Glatiramer acetate could be a potential antidepressant through its neuroprotective and anti-inflammatory effects.

Antidepressants that act by increasing the activity of central serotonergic or noradrenergic systems are the main biological treatments for major depressive disorder (MDD). Although these agents are generally safe and effective, they are far from ideal due to their slow onset and a substantial proportion of MDD patients do not clinically improve, despite maximal dosing. Thus, the development of new antidepressants based on novel theories may help to develop faster and more effective antidepressant agents.

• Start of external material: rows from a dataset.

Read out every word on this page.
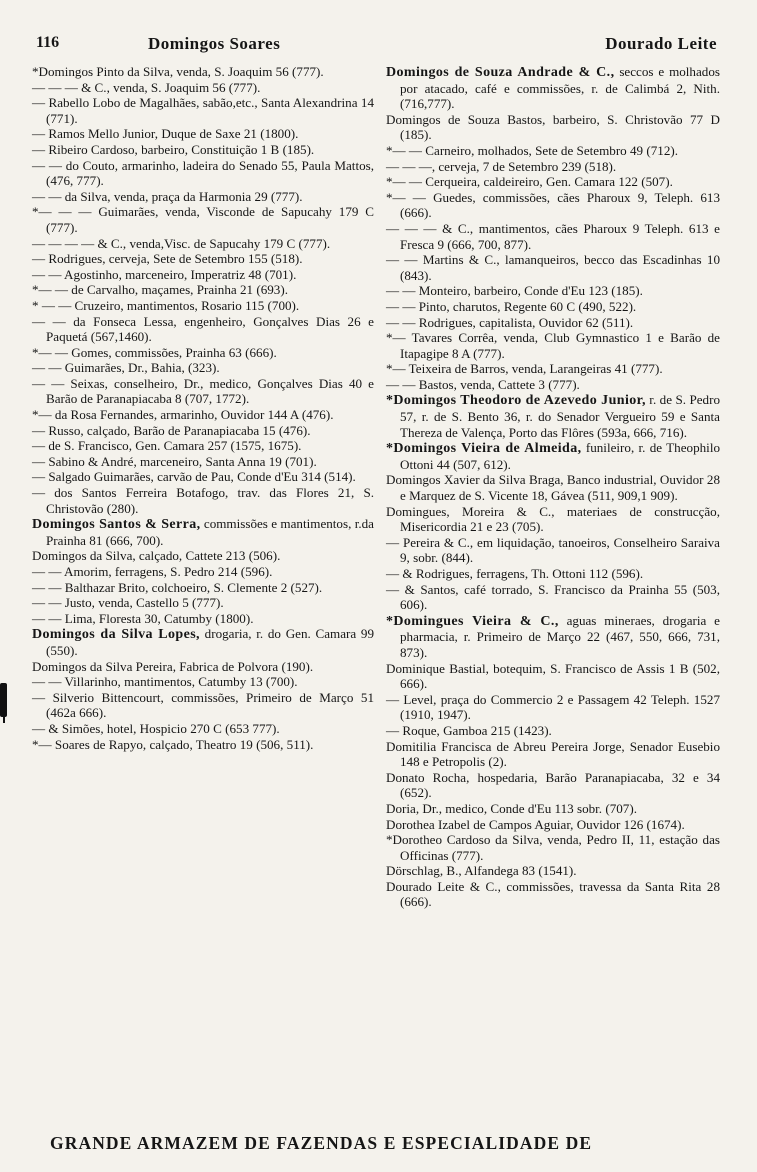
116	Domingos Soares	Dourado Leite

*Domingos Pinto da Silva, venda, S. Joaquim 56 (777).

— — — & C., venda, S. Joaquim 56 (777).

— Rabello Lobo de Magalhães, sabão,etc., Santa Alexandrina 14 (771).

— Ramos Mello Junior, Duque de Saxe 21 (1800).

— Ribeiro Cardoso, barbeiro, Constituição 1 B (185).

— — do Couto, armarinho, ladeira do Senado 55, Paula Mattos, (476, 777).

— — da Silva, venda, praça da Harmonia 29 (777).

*— — — Guimarães, venda, Visconde de Sapucahy 179 C (777).

— — — — & C., venda,Visc. de Sapucahy 179 C (777).

— Rodrigues, cerveja, Sete de Setembro 155 (518).

— — Agostinho, marceneiro, Imperatriz 48 (701).

*— — de Carvalho, maçames, Prainha 21 (693).

* — — Cruzeiro, mantimentos, Rosario 115 (700).

— — da Fonseca Lessa, engenheiro, Gonçalves Dias 26 e Paquetá (567,1460).

*— — Gomes, commissões, Prainha 63 (666).

— — Guimarães, Dr., Bahia, (323).

— — Seixas, conselheiro, Dr., medico, Gonçalves Dias 40 e Barão de Paranapiacaba 8 (707, 1772).

*— da Rosa Fernandes, armarinho, Ouvidor 144 A (476).

— Russo, calçado, Barão de Paranapiacaba 15 (476).

— de S. Francisco, Gen. Camara 257 (1575, 1675).

— Sabino & André, marceneiro, Santa Anna 19 (701).

— Salgado Guimarães, carvão de Pau, Conde d'Eu 314 (514).

— dos Santos Ferreira Botafogo, trav. das Flores 21, S. Christovão (280).

Domingos Santos & Serra, commissões e mantimentos, r.da Prainha 81 (666, 700).

Domingos da Silva, calçado, Cattete 213 (506).

— — Amorim, ferragens, S. Pedro 214 (596).

— — Balthazar Brito, colchoeiro, S. Clemente 2 (527).

— — Justo, venda, Castello 5 (777).

— — Lima, Floresta 30, Catumby (1800).

Domingos da Silva Lopes, drogaria, r. do Gen. Camara 99 (550).

Domingos da Silva Pereira, Fabrica de Polvora (190).

— — Villarinho, mantimentos, Catumby 13 (700).

— Silverio Bittencourt, commissões, Primeiro de Março 51 (462a 666).

— & Simões, hotel, Hospicio 270 C (653 777).

*— Soares de Rapyo, calçado, Theatro 19 (506, 511).

Domingos de Souza Andrade & C., seccos e molhados por atacado, café e commissões, r. de Calimbá 2, Nith. (716,777).

Domingos de Souza Bastos, barbeiro, S. Christovão 77 D (185).

*— — Carneiro, molhados, Sete de Setembro 49 (712).

— — —, cerveja, 7 de Setembro 239 (518).

*— — Cerqueira, caldeireiro, Gen. Camara 122 (507).

*— — Guedes, commissões, cães Pharoux 9, Teleph. 613 (666).

— — — & C., mantimentos, cães Pharoux 9 Teleph. 613 e Fresca 9 (666, 700, 877).

— — Martins & C., lamanqueiros, becco das Escadinhas 10 (843).

— — Monteiro, barbeiro, Conde d'Eu 123 (185).

— — Pinto, charutos, Regente 60 C (490, 522).

— — Rodrigues, capitalista, Ouvidor 62 (511).

*— Tavares Corrêa, venda, Club Gymnastico 1 e Barão de Itapagipe 8 A (777).

*— Teixeira de Barros, venda, Larangeiras 41 (777).

— — Bastos, venda, Cattete 3 (777).

*Domingos Theodoro de Azevedo Junior, r. de S. Pedro 57, r. de S. Bento 36, r. do Senador Vergueiro 59 e Santa Thereza de Valença, Porto das Flôres (593a, 666, 716).

*Domingos Vieira de Almeida, funileiro, r. de Theophilo Ottoni 44 (507, 612).

Domingos Xavier da Silva Braga, Banco industrial, Ouvidor 28 e Marquez de S. Vicente 18, Gávea (511, 909,1 909).

Domingues, Moreira & C., materiaes de construcção, Misericordia 21 e 23 (705).

— Pereira & C., em liquidação, tanoeiros, Conselheiro Saraiva 9, sobr. (844).

— & Rodrigues, ferragens, Th. Ottoni 112 (596).

— & Santos, café torrado, S. Francisco da Prainha 55 (503, 606).

*Domingues Vieira & C., aguas mineraes, drogaria e pharmacia, r. Primeiro de Março 22 (467, 550, 666, 731, 873).

Dominique Bastial, botequim, S. Francisco de Assis 1 B (502, 666).

— Level, praça do Commercio 2 e Passagem 42 Teleph. 1527 (1910, 1947).

— Roque, Gamboa 215 (1423).

Domitilia Francisca de Abreu Pereira Jorge, Senador Eusebio 148 e Petropolis (2).

Donato Rocha, hospedaria, Barão Paranapiacaba, 32 e 34 (652).

Doria, Dr., medico, Conde d'Eu 113 sobr. (707).

Dorothea Izabel de Campos Aguiar, Ouvidor 126 (1674).

*Dorotheo Cardoso da Silva, venda, Pedro II, 11, estação das Officinas (777).

Dörschlag, B., Alfandega 83 (1541).

Dourado Leite & C., commissões, travessa da Santa Rita 28 (666).

GRANDE ARMAZEM DE FAZENDAS E ESPECIALIDADE DE
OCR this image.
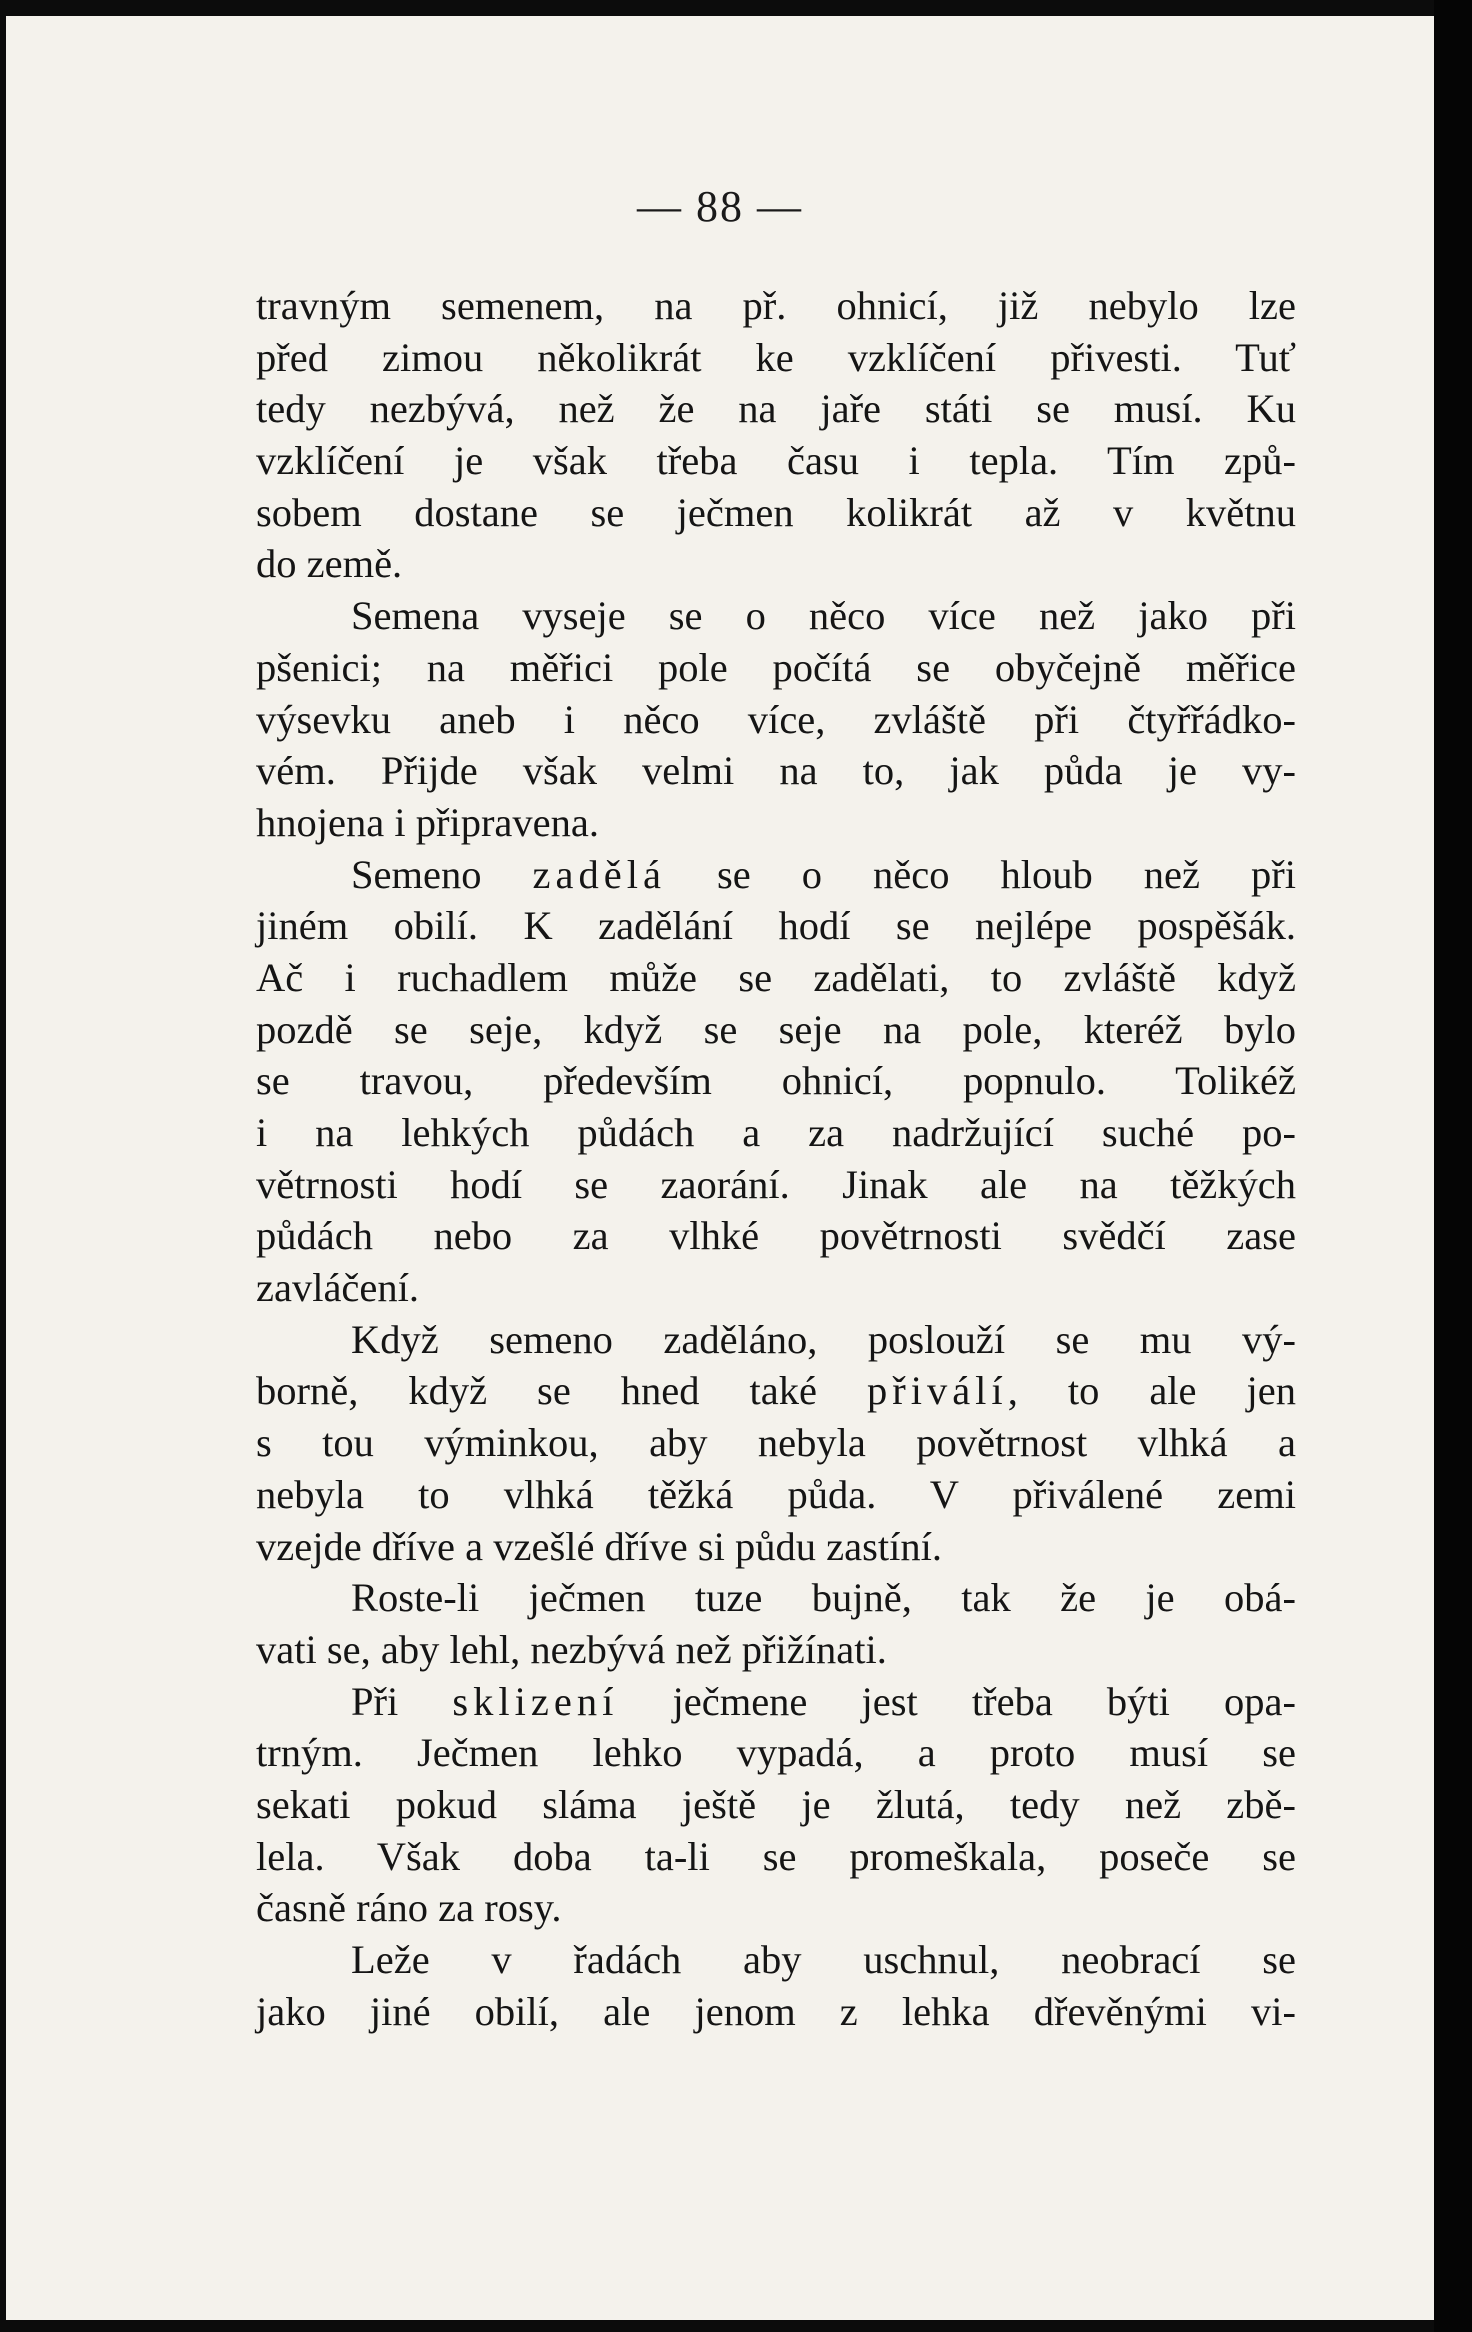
— 88 —
travným semenem, na př. ohnicí, již nebylo lze
před zimou několikrát ke vzklíčení přivesti. Tuť
tedy nezbývá, než že na jaře státi se musí. Ku
vzklíčení je však třeba času i tepla. Tím způ-
sobem dostane se ječmen kolikrát až v květnu
do země.
Semena vyseje se o něco více než jako při
pšenici; na měřici pole počítá se obyčejně měřice
výsevku aneb i něco více, zvláště při čtyřřádko-
vém. Přijde však velmi na to, jak půda je vy-
hnojena i připravena.
Semeno zadělá se o něco hloub než při
jiném obilí. K zadělání hodí se nejlépe pospěšák.
Ač i ruchadlem může se zadělati, to zvláště když
pozdě se seje, když se seje na pole, kteréž bylo
se travou, především ohnicí, popnulo. Tolikéž
i na lehkých půdách a za nadržující suché po-
větrnosti hodí se zaorání. Jinak ale na těžkých
půdách nebo za vlhké povětrnosti svědčí zase
zavláčení.
Když semeno zaděláno, poslouží se mu vý-
borně, když se hned také přiválí, to ale jen
s tou výminkou, aby nebyla povětrnost vlhká a
nebyla to vlhká těžká půda. V přiválené zemi
vzejde dříve a vzešlé dříve si půdu zastíní.
Roste-li ječmen tuze bujně, tak že je obá-
vati se, aby lehl, nezbývá než přižínati.
Při sklizení ječmene jest třeba býti opa-
trným. Ječmen lehko vypadá, a proto musí se
sekati pokud sláma ještě je žlutá, tedy než zbě-
lela. Však doba ta-li se promeškala, poseče se
časně ráno za rosy.
Leže v řadách aby uschnul, neobrací se
jako jiné obilí, ale jenom z lehka dřevěnými vi-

Over the last decade, there has been an impressive accumulation of data about non-monoamine systems that might mediate the pathogenesis of, and therapeutic mechanisms in, MDD. For example, MDD has been associated with a decreased central brain-derived neurotrophic factor (BDNF) state and activating the BDNF-signaling pathway may play an important role in the mechanisms of antidepressant therapeutic action. Glatiramer acetate (GA) is a collection of synthetic polypeptides indicated as therapy for relapsing-remitting multiple sclerosis. Both preclinical and clinical studies have demonstrated that peripheral GA administration can enhance central BDNF activity or increase serum BDNF levels. Furthermore, MDD has been associated with an inflammatory process in the brain. Animal studies have demonstrated that GA administration has a central anti-inflammatory effect through the release of interleukin-10. Finally, recent animal studies have suggested that psychosocial stress reduces neurogenesis, whereas antidepressant treatment increases neurogenesis and blocks the effects of stress. Peripheral administration of GA was found to augment neurogenesis, including cell proliferation, migration, and differentiation in rodent brain. From the above evidence, GA could have antidepressant effects by increasing central BDNF, stimulating neurogenesis or through its anti-inflammatory effect. It is also suggested that immediate GA treatment after stress may prevent the development of stress-related psychiatric disorders such as MDD and post-traumatic stress disorder.